After only a year in beta development, Byline.com has been, for a week, the only journalism site to break the scandal of a press cover up of Culture Secretary and former chair of the select committee John Whittingdale.

Many have known about the scandal for years: we’ve known about this scandal for six months. We hoped the media would clean up its act. But for over a week we were alone breaking this story. It was a scary place to be. Until Open Democracy, Private Eye and Newsnight stepped in gallantly to save our modesty.  

When South Korean entrepreneur Seung-Yoon Lee and former Economist journalist Daniel Tudor founded Byline a year ago, they knew things were bad – but not this bad.

Byline was created because the traditional ad-subsidised model of independent journalism was obviously broken. Google and Facebook have hoovered up $40bn of ad revenues. News print sales are tanking. Meanwhile digital ads have also been exposed as part scam, and easily blocked by software. The normal way of funding content – advertising – will not work in the foreseeable future.

The response of publishers has been varied. Some tried to create membership rules or paywalls. These have worked for some niche publications. Others have gone the way of ‘native advertising’ or ‘sponsored content’ which – as yet another form of advertorial –we believe is a short-term fraud perpetrated on readers. 

Instead Byline was predicated on the belief there was a direct market for journalists and projects to the public through crowd funding.

We’ve have had our successes in our first year. We’ve funded live court coverage of nearly a dozen trials and raised over $100,000 dollars for Norman Finkelstein’s essays on the Israeli invasion of Gaza.
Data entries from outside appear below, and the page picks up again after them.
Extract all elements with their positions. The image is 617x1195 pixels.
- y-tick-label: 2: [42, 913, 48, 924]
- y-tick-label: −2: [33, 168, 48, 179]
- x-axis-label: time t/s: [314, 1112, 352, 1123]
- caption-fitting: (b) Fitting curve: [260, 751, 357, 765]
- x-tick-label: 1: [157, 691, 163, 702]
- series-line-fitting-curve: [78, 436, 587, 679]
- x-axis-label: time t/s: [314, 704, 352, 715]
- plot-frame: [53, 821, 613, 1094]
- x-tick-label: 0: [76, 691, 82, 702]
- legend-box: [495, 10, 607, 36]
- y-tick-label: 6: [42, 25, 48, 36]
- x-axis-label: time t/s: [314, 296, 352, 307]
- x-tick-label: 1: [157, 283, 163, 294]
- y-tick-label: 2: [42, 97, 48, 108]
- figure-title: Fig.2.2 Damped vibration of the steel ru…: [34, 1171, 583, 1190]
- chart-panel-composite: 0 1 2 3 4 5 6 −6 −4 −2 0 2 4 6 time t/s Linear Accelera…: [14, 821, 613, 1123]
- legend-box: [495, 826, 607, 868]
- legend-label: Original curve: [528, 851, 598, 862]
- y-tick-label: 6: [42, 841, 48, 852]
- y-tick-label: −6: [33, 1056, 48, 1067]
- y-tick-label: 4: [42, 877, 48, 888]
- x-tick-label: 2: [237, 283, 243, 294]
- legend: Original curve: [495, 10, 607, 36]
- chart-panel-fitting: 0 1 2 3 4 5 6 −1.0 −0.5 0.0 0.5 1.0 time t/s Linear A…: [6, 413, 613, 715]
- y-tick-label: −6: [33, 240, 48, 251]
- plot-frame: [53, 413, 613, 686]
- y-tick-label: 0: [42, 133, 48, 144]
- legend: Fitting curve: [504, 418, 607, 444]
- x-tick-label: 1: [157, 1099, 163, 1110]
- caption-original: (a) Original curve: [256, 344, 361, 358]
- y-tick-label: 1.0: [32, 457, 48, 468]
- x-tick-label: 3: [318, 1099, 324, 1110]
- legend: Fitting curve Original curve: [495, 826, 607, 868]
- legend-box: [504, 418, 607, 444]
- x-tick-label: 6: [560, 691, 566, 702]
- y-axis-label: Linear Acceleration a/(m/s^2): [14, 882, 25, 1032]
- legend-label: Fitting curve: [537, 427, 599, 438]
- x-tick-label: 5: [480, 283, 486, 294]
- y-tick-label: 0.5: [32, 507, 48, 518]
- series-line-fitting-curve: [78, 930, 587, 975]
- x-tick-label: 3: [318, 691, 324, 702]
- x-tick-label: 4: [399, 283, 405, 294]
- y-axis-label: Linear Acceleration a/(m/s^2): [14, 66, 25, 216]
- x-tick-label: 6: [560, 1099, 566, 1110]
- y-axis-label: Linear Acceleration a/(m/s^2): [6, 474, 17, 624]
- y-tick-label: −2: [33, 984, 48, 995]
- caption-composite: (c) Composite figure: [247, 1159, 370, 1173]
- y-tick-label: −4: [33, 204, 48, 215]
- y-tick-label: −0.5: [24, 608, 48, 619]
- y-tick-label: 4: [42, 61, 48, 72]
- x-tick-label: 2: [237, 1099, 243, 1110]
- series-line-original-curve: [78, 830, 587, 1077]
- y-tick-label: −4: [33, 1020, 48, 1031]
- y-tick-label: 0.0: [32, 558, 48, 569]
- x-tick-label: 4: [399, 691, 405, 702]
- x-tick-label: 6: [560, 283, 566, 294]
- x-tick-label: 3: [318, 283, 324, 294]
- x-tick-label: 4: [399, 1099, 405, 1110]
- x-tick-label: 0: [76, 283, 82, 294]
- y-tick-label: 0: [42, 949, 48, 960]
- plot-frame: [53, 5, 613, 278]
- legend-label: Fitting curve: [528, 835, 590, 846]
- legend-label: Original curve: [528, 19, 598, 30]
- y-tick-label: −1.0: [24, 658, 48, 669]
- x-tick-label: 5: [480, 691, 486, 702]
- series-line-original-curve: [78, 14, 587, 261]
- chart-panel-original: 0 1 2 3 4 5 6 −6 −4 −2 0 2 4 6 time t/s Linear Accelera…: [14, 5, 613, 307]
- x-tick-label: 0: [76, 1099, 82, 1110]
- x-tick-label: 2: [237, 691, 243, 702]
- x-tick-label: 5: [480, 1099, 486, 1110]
Our best hits in terms of traffic include, up to this moment, Alex Andreou’s coverage last summer of the economic crisis in Greece. 

Because of the dysfunction of the media, and in particular the British press, we’ve inadvertently become known as the place which will publish stories the rest of the media will not – particularly about them

In out first year we are probably more remembered for Graham Johnson’s revelations about Greg Miskiw, the master of the dark arts: or the live court coverage of the Sun trials by Martin Hickman; the Andy Coulson perjury trial by James Doleman: or Peter Jukes’ digging over the Daniel Morgan Murder. 

The new revelations about press misrule by Jim Cusick and Nick Mutch are yet another sorry chapter in this sad saga.

But covering the worst aspect of such an important profession is not where we want to be. 

In response to this alarming crisis of faith in, and funding of, journalism, we are now planning to redouble our efforts.   Byline will relaunch soon with a new team led by our most prominent journalists with a concentrated focus on getting and great projects funded.

For us, it’s not about the traffic or cross postings, but having the best analytics, staff, social media savvy and understanding of the public, so that any good journalist with a good story can come to us and get the work done. Where they place it later is less important to us.

So bear with us while we re-organise and regroup to get out of the beta phase and prove…

We love quality journalism. And we plan to ensure it thrives.